Les parties ont été régulièrement averties du jour de l’audience.
Les parties n’étant ni présentes, ni représentées, ont été entendus au cours de l’audience publique le rapport de Mme Ruiz, première conseillère et les conclusions de M. Chaussard, rapporteur public.
Considérant ce qui suit :
Mme B… a été recrutée par la commune de L’Isle-sur-la-Sorgue en qualité d’adjointe d’animation territoriale par un contrat à durée déterminée du 17 février 2024 pour la période allant du 26 février 2024 au 8 mars 2024 et, par un second contrat du 26 avril 2024, pour la période allant du 22 avril 2024 au 3 mai 2024. Elle a ensuite postulé pour occuper les mêmes fonctions pour le mois de juillet 2024 mais a été informée, par courriel du 11 juin 2024, de ce que sa candidature n’avait pas été retenue.
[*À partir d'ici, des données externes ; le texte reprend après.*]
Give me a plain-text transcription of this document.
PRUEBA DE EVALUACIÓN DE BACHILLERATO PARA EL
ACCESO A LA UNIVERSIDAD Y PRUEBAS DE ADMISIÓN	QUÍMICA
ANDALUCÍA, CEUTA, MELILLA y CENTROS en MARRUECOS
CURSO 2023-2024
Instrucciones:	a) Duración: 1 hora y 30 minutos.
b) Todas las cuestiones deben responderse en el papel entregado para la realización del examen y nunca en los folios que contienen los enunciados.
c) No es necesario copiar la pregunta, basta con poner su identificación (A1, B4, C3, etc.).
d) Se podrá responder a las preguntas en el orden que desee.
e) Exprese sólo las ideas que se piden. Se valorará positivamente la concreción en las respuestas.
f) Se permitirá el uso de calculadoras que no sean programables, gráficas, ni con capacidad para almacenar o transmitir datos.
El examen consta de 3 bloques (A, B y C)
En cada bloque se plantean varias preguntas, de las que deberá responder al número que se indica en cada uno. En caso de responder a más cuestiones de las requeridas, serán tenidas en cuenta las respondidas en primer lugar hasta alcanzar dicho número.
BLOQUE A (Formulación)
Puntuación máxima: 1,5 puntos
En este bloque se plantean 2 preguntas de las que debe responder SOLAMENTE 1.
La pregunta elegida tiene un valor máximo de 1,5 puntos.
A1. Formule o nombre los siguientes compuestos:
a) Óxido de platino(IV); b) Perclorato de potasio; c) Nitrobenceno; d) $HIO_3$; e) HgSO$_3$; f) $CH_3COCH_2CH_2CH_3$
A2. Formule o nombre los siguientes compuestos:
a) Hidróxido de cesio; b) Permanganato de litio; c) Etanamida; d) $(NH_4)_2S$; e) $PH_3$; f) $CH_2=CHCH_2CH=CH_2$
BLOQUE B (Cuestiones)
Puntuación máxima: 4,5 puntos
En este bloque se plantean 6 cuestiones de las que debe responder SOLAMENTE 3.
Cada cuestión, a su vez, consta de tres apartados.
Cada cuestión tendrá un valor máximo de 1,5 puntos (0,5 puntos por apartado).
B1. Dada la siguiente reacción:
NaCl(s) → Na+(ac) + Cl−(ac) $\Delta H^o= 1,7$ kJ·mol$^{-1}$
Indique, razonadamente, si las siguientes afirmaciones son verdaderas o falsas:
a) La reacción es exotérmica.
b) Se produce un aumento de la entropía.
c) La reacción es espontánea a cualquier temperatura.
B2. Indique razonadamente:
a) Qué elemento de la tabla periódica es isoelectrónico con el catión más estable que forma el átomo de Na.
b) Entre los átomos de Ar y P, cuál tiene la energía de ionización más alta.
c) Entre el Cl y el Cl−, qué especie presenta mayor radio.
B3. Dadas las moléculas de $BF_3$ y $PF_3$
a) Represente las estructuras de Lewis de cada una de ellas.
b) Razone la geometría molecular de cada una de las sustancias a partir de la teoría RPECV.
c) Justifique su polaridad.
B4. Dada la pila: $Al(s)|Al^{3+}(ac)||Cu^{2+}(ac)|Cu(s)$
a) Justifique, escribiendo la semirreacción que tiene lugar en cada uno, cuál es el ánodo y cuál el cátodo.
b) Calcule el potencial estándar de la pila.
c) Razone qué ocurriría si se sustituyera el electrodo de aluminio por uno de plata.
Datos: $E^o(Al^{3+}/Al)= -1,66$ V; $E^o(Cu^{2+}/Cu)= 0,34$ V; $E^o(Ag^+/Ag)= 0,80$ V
Par courrier du 19 juillet 2024, elle a contesté cette décision de refus de la recruter, sollicité l’indemnisation des préjudices qu’elle aurait subis en raison de ce refus et réclamé le paiement des heures supplémentaires qu’elle estime avoir réalisées en exécution de ses deux précédents contrats. Par décision du 2 septembre 2024, le maire de la commune de L’Isle-sur-la-Sorgue a rejeté l’ensemble de ses demandes. Par la présente requête, Mme B… demande au tribunal, d’une part, d’annuler la décision ayant refusé de la recruter qu’elle estime discriminatoire et de condamner la commune à réparer les dommages qui y seraient consécutifs et, d’autre part, de condamner la commune à l’indemniser d’une somme correspondant à la rémunération des heures de travail supplémentaires qu’elle aurait effectuées dans le cadre de ses deux précédents contrats.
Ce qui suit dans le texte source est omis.